En cas de vente de marchandises, le règlement attribue compétence, en vertu de l'article 7, paragraphe 1, point b), premier tiret, à la juridiction du lieu d'exécution où les marchandises ont été ou auraient dû être livrées. Le lieu de livraison des marchandises, en tant que critère de rattachement autonome, a “vocation à s'appliquer à toutes les demandes fondées sur un même contrat de vente de marchandises et pas seulement à celles fondées sur l'obligation de livraison elle-même”. Lorsqu'il est impossible de déterminer le lieu de livraison des marchandises sur la base des dispositions contractuelles applicables, ce lieu est celui de la remise matérielle des marchandises par laquelle l'acheteur a acquis ou aurait dû acquérir le pouvoir de disposer effectivement de ces marchandises, à la destination finale de l'opération de vente. En cas de pluralité de lieux de livraisons dans un même État membre, le demandeur peut attraire le défendeur devant le tribunal du lieu de livraison principale, qui doit correspondre à celui qui assure le lien de rattachement le plus étroit entre le contrat de vente et la juridiction compétente. Si le lieu de la livraison principale n'a pu être déterminé, le demandeur est libre de choisir le tribunal du lieu de livraison qu'il souhaite.
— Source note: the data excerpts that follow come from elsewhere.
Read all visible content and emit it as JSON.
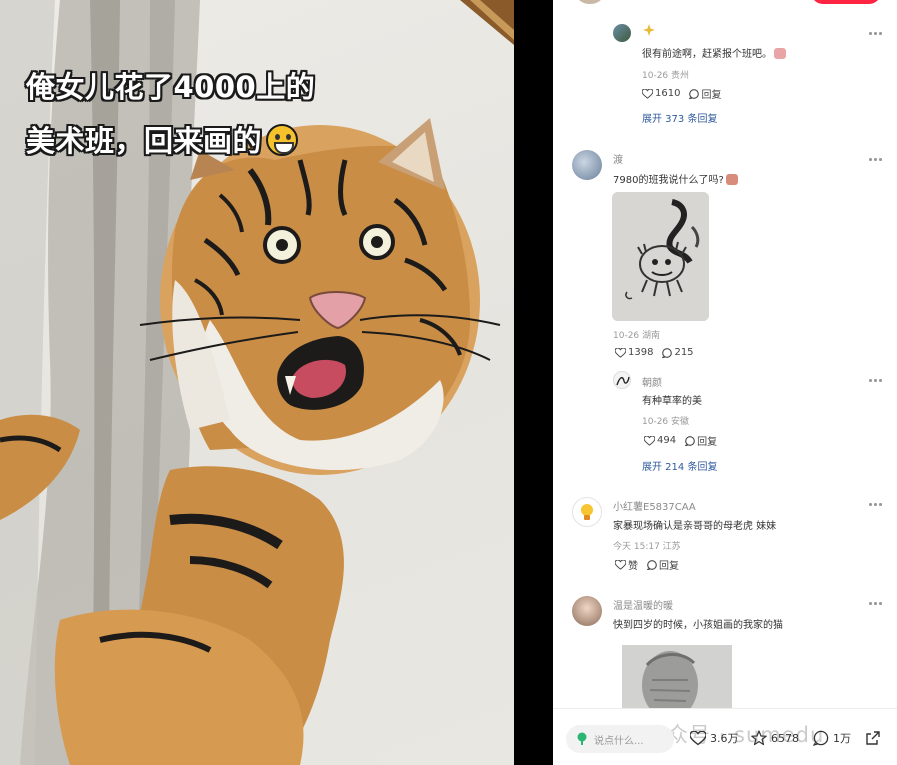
{
  "media": {
    "caption_line1": "俺女儿花了4000上的",
    "caption_line2": "美术班，回来画的"
  },
  "comments": [
    {
      "id": "c1",
      "username": "",
      "text": "很有前途啊，赶紧报个班吧。",
      "meta": "10-26 贵州",
      "likes": "1610",
      "reply_label": "回复",
      "expand": "展开 373 条回复"
    },
    {
      "id": "c2",
      "username": "渡",
      "text": "7980的班我说什么了吗?",
      "meta": "10-26 湖南",
      "likes": "1398",
      "replies": "215"
    },
    {
      "id": "c3",
      "username": "朝颜",
      "text": "有种草率的美",
      "meta": "10-26 安徽",
      "likes": "494",
      "reply_label": "回复",
      "expand": "展开 214 条回复"
    },
    {
      "id": "c4",
      "username": "小红薯E5837CAA",
      "text": "家暴现场确认是亲哥哥的母老虎 妹妹",
      "meta": "今天 15:17 江苏",
      "like_label": "赞",
      "reply_label": "回复"
    },
    {
      "id": "c5",
      "username": "温是温暖的暖",
      "text": "快到四岁的时候，小孩姐画的我家的猫"
    }
  ],
  "bottom_bar": {
    "input_placeholder": "说点什么...",
    "likes": "3.6万",
    "stars": "6578",
    "comments": "1万",
    "watermark": "公众号 · sumedu"
  },
  "colors": {
    "accent_red": "#ff2442",
    "link_blue": "#2f5a9e",
    "meta_gray": "#9a9a9a"
  }
}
En cas de fourniture de services, l'article 7, paragraphe 1, point b), deuxième tiret, désigne comme juridiction compétente celle du lieu où les services ont été ou auraient dû être fournis. Selon la Cour, les règles de compétence spéciale en matière de fourniture de services ne peuvent, en cas de fourniture de services en des lieux distincts, recevoir une approche différenciée de celle adoptée en cas de pluralité de lieux de livraison de marchandises, dans la mesure où elles ont la même genèse, poursuivent la même finalité et occupent la même place dans le système établi par le règlement. Par conséquent, en cas de transport aérien de personnes d'un État membre à destination d'un autre État membre, les lieux de départ et d'arrivée de l'avion doivent être considérés comme le lieu de fourniture principale des services dans la mesure où les services de transport aérien constituent, en raison de leur nature même, des services fournis de manière indivisible et unitaire. Le tribunal compétent pour connaître d'une demande d'indemnisation portant sur un contrat de transport aérien sera donc, au choix du demandeur, en plus de celui du domicile du défendeur, celui dans le ressort duquel se trouve le lieu de départ ou le lieu d'arrivée de l'avion. En cas de fourniture de services dans plusieurs États membres, le tribunal compétent pour connaître de toutes les demandes est le tribunal du lieu de la fourniture principale des services, déterminé sur la base des stipulations du contrat ou, à défaut, sur celle de l'exécution effective du contrat ou bien, en cas d'impossibilité de le déterminer sur cette base, le tribunal du domicile du prestataire.